If that capacity already existed, Sweden would have seen negative prices, said Christian Holtz, analyst at Sweco.
"Even with nuclear closures the chance of negative prices is increasing every year," he said, adding it could happen this year but that it was "undramatic" for the market.
Spot prices in the SE3 bidding zone, which include major cities Stockholm and Gothenburg and all the country's nuclear reactors, were lower than EUR 2.50/MWh in 52 hours last year, which is more often than in the 2012-2018 period combined, according to figures from power exchange Nord Pool and the Swedish energy agency.
The lowest price last year, EUR 0.12/MWh, was seen between 04:00-05:00 CET on 2 May.
During the first two weeks of this year, prices have already dropped below EUR 2.50/MWh six times, with the low point at EUR 0.10/MWh between 02:00-03:00 on 8 January.

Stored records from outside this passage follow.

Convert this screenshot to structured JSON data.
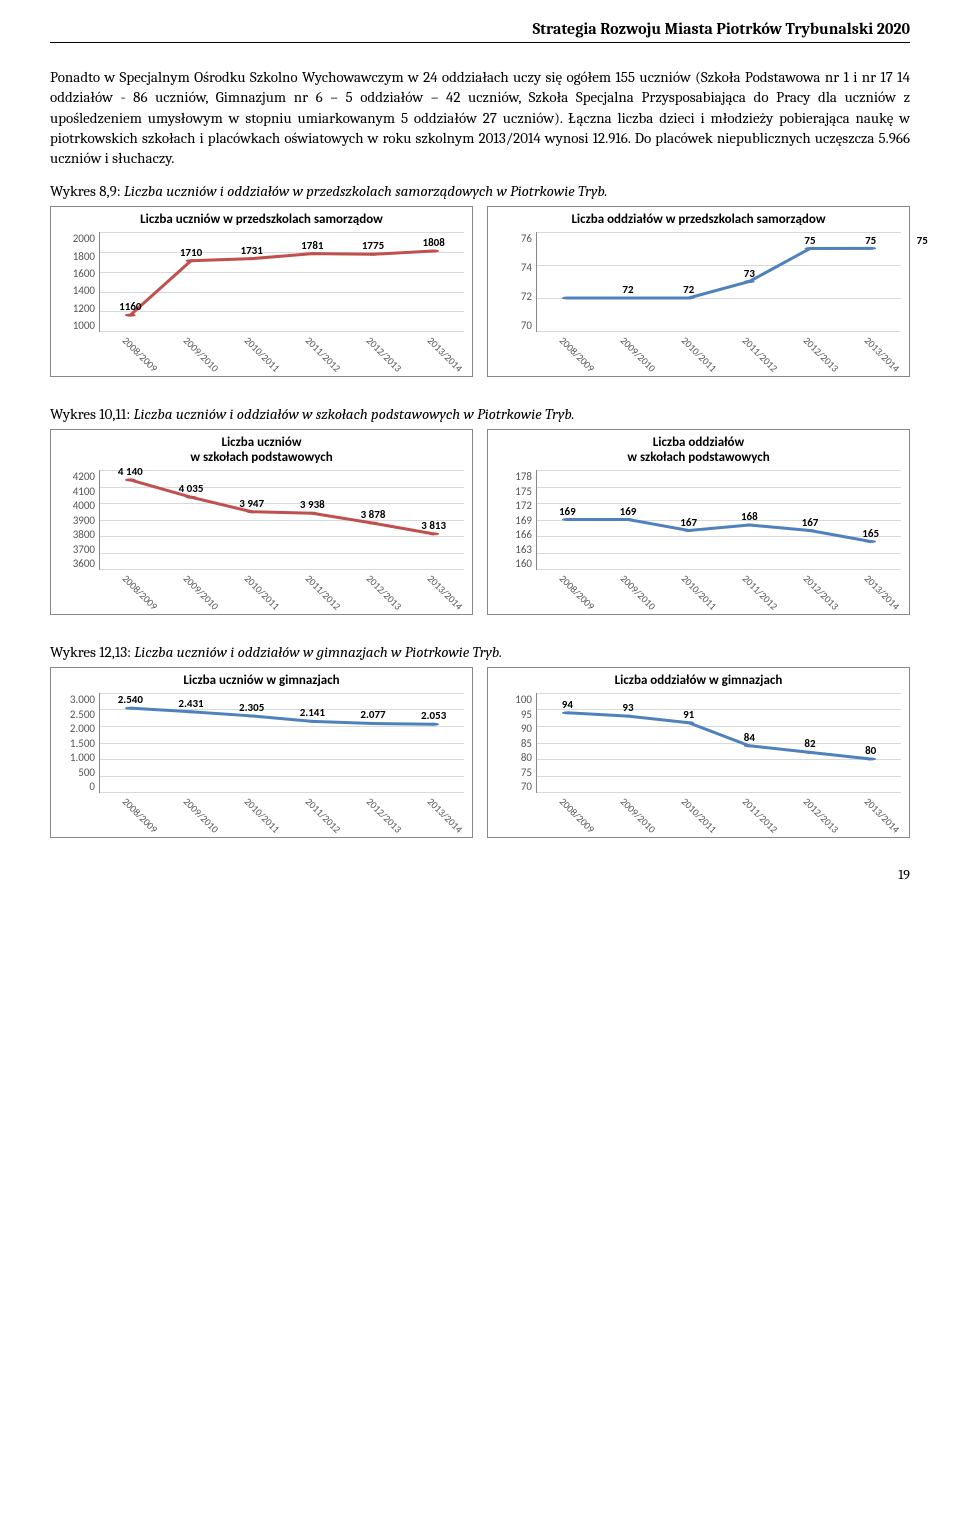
{
  "doc_header": "Strategia Rozwoju Miasta Piotrków Trybunalski 2020",
  "page_number": "19",
  "paragraph1": "Ponadto w Specjalnym Ośrodku Szkolno Wychowawczym  w 24 oddziałach uczy się ogółem 155 uczniów (Szkoła Podstawowa nr 1 i nr 17 14 oddziałów - 86 uczniów, Gimnazjum nr 6 – 5 oddziałów – 42 uczniów, Szkoła Specjalna Przysposabiająca do Pracy dla uczniów z upośledzeniem umysłowym w stopniu umiarkowanym 5 oddziałów 27 uczniów). Łączna liczba dzieci i młodzieży pobierająca naukę w piotrkowskich szkołach i placówkach oświatowych w roku szkolnym 2013/2014 wynosi 12.916. Do placówek niepublicznych uczęszcza 5.966 uczniów i słuchaczy.",
  "caption1_prefix": "Wykres 8,9: ",
  "caption1_italic": "Liczba uczniów i oddziałów w przedszkolach samorządowych w Piotrkowie Tryb.",
  "caption2_prefix": "Wykres 10,11: ",
  "caption2_italic": "Liczba uczniów i oddziałów w szkołach podstawowych w Piotrkowie Tryb.",
  "caption3_prefix": "Wykres 12,13: ",
  "caption3_italic": "Liczba uczniów i oddziałów w gimnazjach w Piotrkowie Tryb.",
  "categories": [
    "2008/2009",
    "2009/2010",
    "2010/2011",
    "2011/2012",
    "2012/2013",
    "2013/2014"
  ],
  "charts": {
    "c1": {
      "title": "Liczba uczniów w przedszkolach samorządow",
      "color": "#c0504d",
      "line_width": 3,
      "ymin": 1000,
      "ymax": 2000,
      "yticks": [
        2000,
        1800,
        1600,
        1400,
        1200,
        1000
      ],
      "values": [
        1160,
        1710,
        1731,
        1781,
        1775,
        1808
      ],
      "labels": [
        "1160",
        "1710",
        "1731",
        "1781",
        "1775",
        "1808"
      ]
    },
    "c2": {
      "title": "Liczba oddziałów  w przedszkolach samorządow",
      "color": "#4f81bd",
      "line_width": 3,
      "ymin": 70,
      "ymax": 76,
      "yticks": [
        76,
        74,
        72,
        70
      ],
      "values": [
        72,
        72,
        72,
        73,
        75,
        75.01
      ],
      "labels": [
        "",
        "72",
        "72",
        "73",
        "75",
        "75"
      ],
      "extra_label": {
        "text": "75",
        "x": 6.35
      }
    },
    "c3": {
      "title": "Liczba uczniów\nw szkołach podstawowych",
      "color": "#c0504d",
      "line_width": 3,
      "ymin": 3600,
      "ymax": 4200,
      "yticks": [
        4200,
        4100,
        4000,
        3900,
        3800,
        3700,
        3600
      ],
      "values": [
        4140,
        4035,
        3947,
        3938,
        3878,
        3813
      ],
      "labels": [
        "4 140",
        "4 035",
        "3 947",
        "3 938",
        "3 878",
        "3 813"
      ]
    },
    "c4": {
      "title": "Liczba oddziałów\nw szkołach podstawowych",
      "color": "#4f81bd",
      "line_width": 3,
      "ymin": 160,
      "ymax": 178,
      "yticks": [
        178,
        175,
        172,
        169,
        166,
        163,
        160
      ],
      "values": [
        169,
        169,
        167,
        168,
        167,
        165
      ],
      "labels": [
        "169",
        "169",
        "167",
        "168",
        "167",
        "165"
      ]
    },
    "c5": {
      "title": "Liczba uczniów w gimnazjach",
      "color": "#4f81bd",
      "line_width": 3,
      "ymin": 0,
      "ymax": 3000,
      "yticks": [
        "3.000",
        "2.500",
        "2.000",
        "1.500",
        "1.000",
        "500",
        "0"
      ],
      "ytick_vals": [
        3000,
        2500,
        2000,
        1500,
        1000,
        500,
        0
      ],
      "values": [
        2540,
        2431,
        2305,
        2141,
        2077,
        2053
      ],
      "labels": [
        "2.540",
        "2.431",
        "2.305",
        "2.141",
        "2.077",
        "2.053"
      ]
    },
    "c6": {
      "title": "Liczba oddziałów  w gimnazjach",
      "color": "#4f81bd",
      "line_width": 3,
      "ymin": 70,
      "ymax": 100,
      "yticks": [
        100,
        95,
        90,
        85,
        80,
        75,
        70
      ],
      "values": [
        94,
        93,
        91,
        84,
        82,
        80
      ],
      "labels": [
        "94",
        "93",
        "91",
        "84",
        "82",
        "80"
      ]
    }
  }
}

However, sub-zero prices in some hours would not necessarily mean average prices were lower, just that there was greater volatility, said Arne Osterlind, portfolio manager at Shepherd Energy.
"More wind and solar power means a lower share of traditional baseload power but that means there is also an upside when it is not windy," he said.
An additional factor affecting the situation was that the Elcert support scheme secures wind power producers income even if power prices are negative, said market participants.
The Swedish energy agency chose not to propose any change to this in a review of the system in 2018 as an analysis at the time did not suggest negative prices were likely in the coming years. However, lawmakers have not yet decided on the matter.
But even if producers no longer received certificates in hours with negative prices, it would not necessarily prevent such prices occurring, said Osterlind, noting Sweden could see price coupling to Germany when prices were negative there.
Energy agency figures show that prices hit zero in some hours in 2009 but have never been negative since 2003, which is as far as their data goes back.